2. The dynamic voltage frequency adjustment circuit of claim 1, wherein the first voltage conversion circuit is connected to the second voltage conversion circuit and the first voltage conversion circuit receives a third control signal sent by the second voltage conversion circuit;

the activation of the first voltage conversion circuit is controlled by the first control signal or the third control signal.

3. The dynamic voltage frequency adjustment circuit according to claim 2, wherein the third control signal is a digital signal and is high in the case that the output current of the second voltage conversion circuit is greater than a specific switching threshold.

4. The dynamic voltage frequency adjustment circuit of claim 1, wherein the control unit is further configured to feed back a supply voltage of the master integrated circuit to the first voltage conversion circuit through the control unit and a port of the first voltage conversion circuit.

5. The dynamic voltage frequency adjustment circuit of claim 1, further comprising:

and the charge pump is connected with the first voltage conversion circuit.

6. The dynamic voltage frequency adjustment circuit of claim 1, wherein the first path comprises a first inductor and a first capacitor, a first end of the first inductor is connected to the first voltage conversion circuit, a second end of the first inductor is connected to a first end of the first capacitor, a second end of the first capacitor is connected to one end of the first switch, and the other end of the first switch is connected to the control unit;

the second path comprises a second inductor and a second capacitor, wherein the first end of the second inductor is connected with the second voltage conversion circuit, the second end of the second inductor is connected with the first end of the second capacitor, the second end of the second capacitor is connected with one end of the second switch, and the other end of the second switch is connected with the control unit.

7. The dynamic voltage frequency adjustment circuit of claim 1 or 6, wherein the first voltage conversion circuit and the first path are both located in the master integrated circuit; or,

the first channel is positioned in the main control integrated circuit, and the first voltage conversion circuit is independent of the main control integrated circuit.

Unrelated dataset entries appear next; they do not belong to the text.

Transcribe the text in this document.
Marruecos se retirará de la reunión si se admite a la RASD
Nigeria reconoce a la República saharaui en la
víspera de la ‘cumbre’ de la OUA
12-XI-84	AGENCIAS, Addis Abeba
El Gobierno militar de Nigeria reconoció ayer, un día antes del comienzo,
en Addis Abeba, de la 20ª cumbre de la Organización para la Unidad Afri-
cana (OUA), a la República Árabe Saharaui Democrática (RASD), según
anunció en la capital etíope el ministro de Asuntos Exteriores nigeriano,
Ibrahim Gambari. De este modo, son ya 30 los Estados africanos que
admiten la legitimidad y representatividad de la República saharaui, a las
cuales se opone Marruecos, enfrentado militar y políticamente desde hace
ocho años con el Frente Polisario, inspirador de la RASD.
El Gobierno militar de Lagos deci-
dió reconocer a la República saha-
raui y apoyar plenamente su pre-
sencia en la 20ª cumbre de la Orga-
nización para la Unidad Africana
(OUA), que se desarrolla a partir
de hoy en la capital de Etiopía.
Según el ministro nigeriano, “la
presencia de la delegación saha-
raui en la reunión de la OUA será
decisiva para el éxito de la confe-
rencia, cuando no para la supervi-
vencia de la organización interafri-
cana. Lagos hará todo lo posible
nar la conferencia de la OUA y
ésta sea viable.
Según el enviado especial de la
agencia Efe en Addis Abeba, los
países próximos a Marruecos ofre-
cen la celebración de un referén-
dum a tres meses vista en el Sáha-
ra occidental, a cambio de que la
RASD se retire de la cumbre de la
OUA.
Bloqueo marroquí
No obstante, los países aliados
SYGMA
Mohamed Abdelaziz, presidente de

8. The dynamic voltage frequency adjustment circuit of claim 1 or 6, wherein the first voltage conversion circuit and the second voltage conversion circuit are both located on a power management integrated circuit.

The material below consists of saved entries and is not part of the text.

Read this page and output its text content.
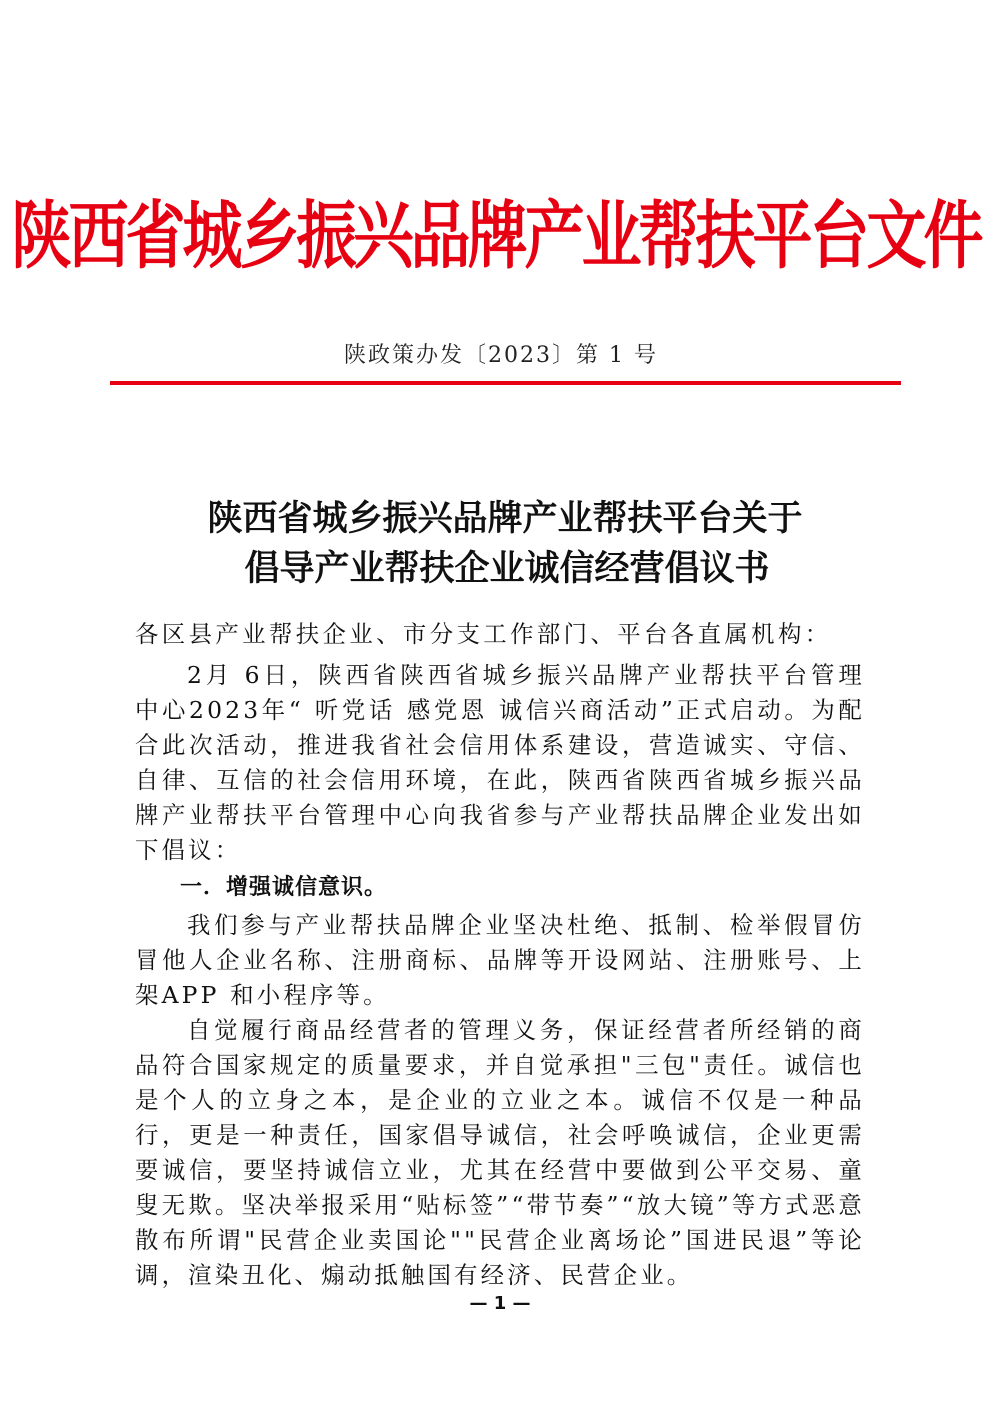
陕西省城乡振兴品牌产业帮扶平台文件
陕政策办发〔2023〕第 1 号
陕西省城乡振兴品牌产业帮扶平台关于
倡导产业帮扶企业诚信经营倡议书

各区县产业帮扶企业、市分支工作部门、平台各直属机构：

2月 6日，陕西省陕西省城乡振兴品牌产业帮扶平台管理中心2023年“ 听党话 感党恩 诚信兴商活动”正式启动。为配合此次活动，推进我省社会信用体系建设，营造诚实、守信、自律、互信的社会信用环境，在此，陕西省陕西省城乡振兴品牌产业帮扶平台管理中心向我省参与产业帮扶品牌企业发出如下倡议：

一．增强诚信意识。

我们参与产业帮扶品牌企业坚决杜绝、抵制、检举假冒仿冒他人企业名称、注册商标、品牌等开设网站、注册账号、上架APP 和小程序等。

自觉履行商品经营者的管理义务，保证经营者所经销的商品符合国家规定的质量要求，并自觉承担"三包"责任。诚信也是个人的立身之本，是企业的立业之本。诚信不仅是一种品行，更是一种责任，国家倡导诚信，社会呼唤诚信，企业更需要诚信，要坚持诚信立业，尤其在经营中要做到公平交易、童叟无欺。坚决举报采用“贴标签”“带节奏”“放大镜”等方式恶意散布所谓"民营企业卖国论""民营企业离场论”国进民退”等论调，渲染丑化、煽动抵触国有经济、民营企业。

— 1 —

9. A control method for dynamic voltage frequency adjustment, comprising:

based on the state of the target load of the master integrated circuit, at least one of the following is performed:

a first control signal is sent to a first voltage conversion circuit to control the working state of the first voltage converter;

sending a second control signal to a second voltage conversion circuit to control the working state of the second voltage converter;

controlling the switching state of the first switch and/or the second switch;

the first switch is a switch on a first path, and the first voltage conversion circuit supplies power to the target load through the first path; the second switch is a switch on a second path through which the second voltage conversion circuit supplies power to the target load.

10. The method according to claim 9, wherein the method further comprises:

and feeding back the power supply voltage of the master control integrated circuit to the first voltage conversion circuit.

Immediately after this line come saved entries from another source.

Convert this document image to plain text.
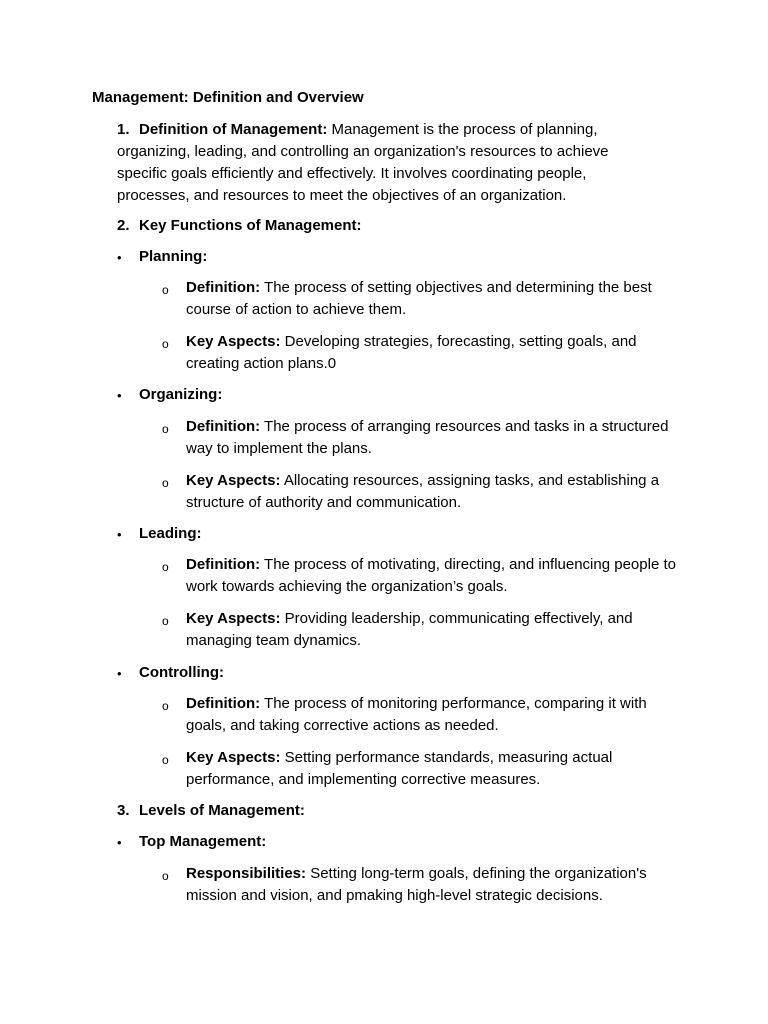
Management: Definition and Overview
1. Definition of Management: Management is the process of planning, organizing, leading, and controlling an organization's resources to achieve specific goals efficiently and effectively. It involves coordinating people, processes, and resources to meet the objectives of an organization.
2. Key Functions of Management:
• Planning:
o Definition: The process of setting objectives and determining the best course of action to achieve them.
o Key Aspects: Developing strategies, forecasting, setting goals, and creating action plans.0
• Organizing:
o Definition: The process of arranging resources and tasks in a structured way to implement the plans.
o Key Aspects: Allocating resources, assigning tasks, and establishing a structure of authority and communication.
• Leading:
o Definition: The process of motivating, directing, and influencing people to work towards achieving the organization’s goals.
o Key Aspects: Providing leadership, communicating effectively, and managing team dynamics.
• Controlling:
o Definition: The process of monitoring performance, comparing it with goals, and taking corrective actions as needed.
o Key Aspects: Setting performance standards, measuring actual performance, and implementing corrective measures.
3. Levels of Management:
• Top Management:
o Responsibilities: Setting long-term goals, defining the organization's mission and vision, and pmaking high-level strategic decisions.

11. An electronic device comprising a dynamic voltage frequency adjustment circuit according to any one of claims 1 to 8.

12. The electronic device according to claim 11, wherein in a case where the target loads are plural, one first voltage conversion circuit and one second voltage conversion circuit are corresponding to each target load.

13. A readable storage medium, characterized in that the readable storage medium has stored thereon a program or instructions which, when executed by a processor, implement the steps of the control method of dynamic voltage frequency adjustment according to claim 9 or 10.